IMF: "Eurozone has a 40% chance of heading into a third recession"


Japan still remains optimistic about the current recovery. Recently, this optimism has been criticised as Japan is unlikely to meet the 2% target inflation rate by April 2015. However, recent data released has been relatively mixed and suggests that the effect of the sales tax hike is starting to wear off. The core machinery orders (Actual: 4.7%, Forecast: 3.5%, Previous: 1.1%, 10/10/2014), household spending y/y (Actual: -4.7%, Forecast: -3.5%, Previous: -5.9%, 30/09/2014) and retail sales y/y (Actual: 1.2%, Forecast: 0.4%, Previous: 0.6%%, 30/09/2014), have beaten forecasts which partially justifies their optimism. However, more positive data will be required for the Bank of Japan to fully justify its optimism about the current recovery.

In order to meet this deadline additional easing will be required. Haruhiko Kuroda has mentioned that the Bank of Japan has many financial tools to help this situation, should it get worse. One financial tool that could be used would be to tap into the Japanese Government Bond market. This would be like a QE style initiative where the BoJ would be buying JGB’s.
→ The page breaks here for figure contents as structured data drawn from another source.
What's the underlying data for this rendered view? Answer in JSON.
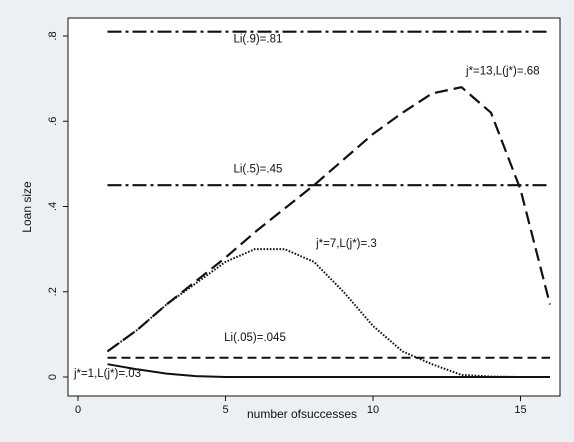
{
  "chart_data": {
    "type": "line",
    "title": "",
    "xlabel": "number ofsuccesses",
    "ylabel": "Loan size",
    "xlim": [
      0,
      16
    ],
    "ylim": [
      0,
      0.85
    ],
    "x_ticks": [
      {
        "value": 0,
        "label": "0"
      },
      {
        "value": 5,
        "label": "5"
      },
      {
        "value": 10,
        "label": "10"
      },
      {
        "value": 15,
        "label": "15"
      }
    ],
    "y_ticks": [
      {
        "value": 0,
        "label": "0"
      },
      {
        "value": 0.2,
        "label": ".2"
      },
      {
        "value": 0.4,
        "label": ".4"
      },
      {
        "value": 0.6,
        "label": ".6"
      },
      {
        "value": 0.8,
        "label": ".8"
      }
    ],
    "grid": false,
    "legend": "none",
    "series": [
      {
        "style": "dash-dot",
        "color": "#111111",
        "x": [
          1,
          16
        ],
        "y": [
          0.81,
          0.81
        ]
      },
      {
        "style": "dash-dot",
        "color": "#111111",
        "x": [
          1,
          16
        ],
        "y": [
          0.45,
          0.45
        ]
      },
      {
        "style": "dashed",
        "color": "#111111",
        "x": [
          1,
          16
        ],
        "y": [
          0.045,
          0.045
        ]
      },
      {
        "style": "long-dash",
        "color": "#111111",
        "x": [
          1,
          2,
          3,
          4,
          5,
          6,
          7,
          8,
          9,
          10,
          11,
          12,
          13,
          14,
          15,
          16
        ],
        "y": [
          0.06,
          0.11,
          0.17,
          0.225,
          0.28,
          0.34,
          0.395,
          0.45,
          0.51,
          0.57,
          0.62,
          0.665,
          0.68,
          0.62,
          0.44,
          0.17
        ]
      },
      {
        "style": "dotted",
        "color": "#111111",
        "x": [
          1,
          2,
          3,
          4,
          5,
          6,
          7,
          8,
          9,
          10,
          11,
          12,
          13,
          14,
          15,
          16
        ],
        "y": [
          0.06,
          0.11,
          0.17,
          0.22,
          0.27,
          0.3,
          0.3,
          0.27,
          0.2,
          0.12,
          0.06,
          0.03,
          0.005,
          0.001,
          0.0,
          0.0
        ]
      },
      {
        "style": "solid",
        "color": "#111111",
        "x": [
          1,
          2,
          3,
          4,
          5,
          6,
          7,
          8,
          9,
          10,
          11,
          12,
          13,
          14,
          15,
          16
        ],
        "y": [
          0.03,
          0.018,
          0.008,
          0.002,
          0.0,
          0.0,
          0.0,
          0.0,
          0.0,
          0.0,
          0.0,
          0.0,
          0.0,
          0.0,
          0.0,
          0.0
        ]
      }
    ],
    "annotations": [
      {
        "text": "Li(.9)=.81",
        "x": 6.1,
        "y": 0.785
      },
      {
        "text": "j*=13,L(j*)=.68",
        "x": 14.4,
        "y": 0.71
      },
      {
        "text": "Li(.5)=.45",
        "x": 6.1,
        "y": 0.48
      },
      {
        "text": "j*=7,L(j*)=.3",
        "x": 9.1,
        "y": 0.305
      },
      {
        "text": "Li(.05)=.045",
        "x": 6.0,
        "y": 0.085
      },
      {
        "text": "j*=1,L(j*)=.03",
        "x": 1.0,
        "y": 0.0
      }
    ]
  }
}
The majority of the BoJ committee members want the 2-year deadline to be scrapped as it sets a definite deadline for investors expecting Japan to reach the 2% benchmark. If the BoJ passes this deadline there could be devastating consequences on both the Tokyo Stock Exchange and the Yen as capital flight may be induced which will cause less demand for stock in Japan and in the Yen respectively. Furthermore, the BoJ credibility will be questioned as it would not able to meet this deadline and using more easing to meet the target may mean a lack of structural reforms. This credibility could be further questioned by the divergence in the BoJ committee about scrapping the 2-year deadline. The third ‘arrow’, the supply-side policies, issued by the Prime Minister of Japan, Shinzō Abe, has failed to deliver. Therefore, structural reforms may be the key to meeting the inflation target and unlocking growth.
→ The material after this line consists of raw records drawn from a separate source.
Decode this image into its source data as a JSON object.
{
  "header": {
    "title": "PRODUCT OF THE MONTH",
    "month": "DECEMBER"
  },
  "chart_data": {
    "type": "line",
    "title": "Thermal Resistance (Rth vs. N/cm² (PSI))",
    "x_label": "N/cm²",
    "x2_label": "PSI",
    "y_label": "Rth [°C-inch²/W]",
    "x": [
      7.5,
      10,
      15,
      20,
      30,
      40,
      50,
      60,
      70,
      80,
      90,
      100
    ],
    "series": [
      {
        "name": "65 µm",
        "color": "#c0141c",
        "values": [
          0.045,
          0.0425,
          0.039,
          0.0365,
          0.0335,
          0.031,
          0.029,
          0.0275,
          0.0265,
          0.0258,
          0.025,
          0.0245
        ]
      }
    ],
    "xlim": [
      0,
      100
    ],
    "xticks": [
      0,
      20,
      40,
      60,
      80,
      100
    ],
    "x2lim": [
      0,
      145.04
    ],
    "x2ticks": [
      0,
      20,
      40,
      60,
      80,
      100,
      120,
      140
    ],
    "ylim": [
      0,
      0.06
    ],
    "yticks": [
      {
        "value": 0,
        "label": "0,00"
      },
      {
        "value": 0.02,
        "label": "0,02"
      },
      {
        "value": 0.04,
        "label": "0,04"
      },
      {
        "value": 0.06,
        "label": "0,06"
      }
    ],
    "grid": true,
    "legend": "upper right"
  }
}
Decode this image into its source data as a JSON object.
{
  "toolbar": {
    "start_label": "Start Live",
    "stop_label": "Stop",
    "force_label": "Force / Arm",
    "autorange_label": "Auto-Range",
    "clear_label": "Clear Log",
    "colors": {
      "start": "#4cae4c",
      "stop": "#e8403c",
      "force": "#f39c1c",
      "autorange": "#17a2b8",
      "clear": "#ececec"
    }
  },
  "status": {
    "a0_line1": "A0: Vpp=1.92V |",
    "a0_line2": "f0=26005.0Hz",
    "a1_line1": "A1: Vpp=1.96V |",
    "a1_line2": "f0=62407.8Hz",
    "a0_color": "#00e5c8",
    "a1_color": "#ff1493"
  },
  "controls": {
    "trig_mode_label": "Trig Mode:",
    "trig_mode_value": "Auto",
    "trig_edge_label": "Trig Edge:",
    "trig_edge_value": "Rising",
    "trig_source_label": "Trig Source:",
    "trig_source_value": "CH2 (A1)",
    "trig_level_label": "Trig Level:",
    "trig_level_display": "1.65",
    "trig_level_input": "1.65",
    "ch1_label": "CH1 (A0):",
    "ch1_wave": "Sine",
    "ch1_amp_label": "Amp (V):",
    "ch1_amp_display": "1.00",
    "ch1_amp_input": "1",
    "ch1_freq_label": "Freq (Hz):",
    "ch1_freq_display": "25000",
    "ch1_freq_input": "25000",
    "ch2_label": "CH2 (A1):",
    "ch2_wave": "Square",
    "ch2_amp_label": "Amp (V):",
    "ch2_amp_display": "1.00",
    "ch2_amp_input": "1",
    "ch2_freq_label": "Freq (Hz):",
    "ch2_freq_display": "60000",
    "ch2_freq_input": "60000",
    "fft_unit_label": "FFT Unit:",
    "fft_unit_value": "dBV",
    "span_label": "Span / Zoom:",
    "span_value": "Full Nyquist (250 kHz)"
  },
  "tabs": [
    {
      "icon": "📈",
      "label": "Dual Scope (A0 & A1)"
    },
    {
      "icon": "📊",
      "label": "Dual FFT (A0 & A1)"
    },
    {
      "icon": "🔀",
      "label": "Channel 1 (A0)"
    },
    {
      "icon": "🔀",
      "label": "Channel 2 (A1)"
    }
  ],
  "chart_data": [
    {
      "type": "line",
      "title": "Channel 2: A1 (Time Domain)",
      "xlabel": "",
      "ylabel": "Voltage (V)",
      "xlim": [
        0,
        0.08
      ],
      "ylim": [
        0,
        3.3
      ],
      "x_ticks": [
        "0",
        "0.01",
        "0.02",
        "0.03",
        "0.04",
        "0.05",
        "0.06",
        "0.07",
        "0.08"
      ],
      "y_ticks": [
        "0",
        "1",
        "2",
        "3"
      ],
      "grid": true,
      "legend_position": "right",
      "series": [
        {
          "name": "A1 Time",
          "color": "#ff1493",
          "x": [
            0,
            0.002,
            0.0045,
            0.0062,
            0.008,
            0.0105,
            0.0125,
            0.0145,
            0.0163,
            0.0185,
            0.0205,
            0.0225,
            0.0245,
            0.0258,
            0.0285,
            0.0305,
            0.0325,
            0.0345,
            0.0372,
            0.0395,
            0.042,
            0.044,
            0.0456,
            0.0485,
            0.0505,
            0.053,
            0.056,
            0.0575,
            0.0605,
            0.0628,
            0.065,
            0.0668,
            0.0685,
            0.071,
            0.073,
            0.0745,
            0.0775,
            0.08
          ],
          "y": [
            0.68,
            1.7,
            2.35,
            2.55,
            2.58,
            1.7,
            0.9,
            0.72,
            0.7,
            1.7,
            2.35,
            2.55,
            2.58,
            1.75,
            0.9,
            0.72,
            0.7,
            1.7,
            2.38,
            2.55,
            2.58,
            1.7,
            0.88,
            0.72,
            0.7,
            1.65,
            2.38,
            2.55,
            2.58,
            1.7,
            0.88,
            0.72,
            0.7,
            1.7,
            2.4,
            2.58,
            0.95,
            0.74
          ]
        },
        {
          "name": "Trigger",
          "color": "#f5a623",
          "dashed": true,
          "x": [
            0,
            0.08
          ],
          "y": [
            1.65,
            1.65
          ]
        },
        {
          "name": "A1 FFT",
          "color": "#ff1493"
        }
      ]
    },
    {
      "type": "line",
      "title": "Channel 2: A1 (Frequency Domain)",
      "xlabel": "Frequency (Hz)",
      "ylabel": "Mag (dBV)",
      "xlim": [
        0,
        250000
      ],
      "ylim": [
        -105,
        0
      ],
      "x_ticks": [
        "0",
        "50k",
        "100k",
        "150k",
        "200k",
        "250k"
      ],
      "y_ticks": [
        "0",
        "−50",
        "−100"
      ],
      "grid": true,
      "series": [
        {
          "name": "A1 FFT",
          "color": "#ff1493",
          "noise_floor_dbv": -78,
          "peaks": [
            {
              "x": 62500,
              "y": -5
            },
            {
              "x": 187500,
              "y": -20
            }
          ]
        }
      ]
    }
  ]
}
Divergence between Mario Draghi and Wolfgang Schӓeuble (Finance Minister of Germany) has caused further uncertainty in European and global markets. Draghi wants a looser monetary stance, likely to be QE, to help revive the recovery, whereas Schӓeuble wants more budgetary discipline. This uncertainty has been further worsened by the IMF stating that there is a 40% chance of a third recession in the Eurozone, which is deteriorating on a daily basis. This has been stressed by Draghi in his speeches about structural reforms. If local governments don’t act soon on structural reforms this could be devastating to the recovery. These structural reforms have become so crucial that the Eurogroup head, Jeroen Dijsselbloem, has announced incentives for local governments to make structural reforms. If local governments make these reforms they will be given access to cheap European funds and be given leeway on budget deficit targets. These incentives along with the structural reforms will help companies to remain competitive, therefore attracting investors.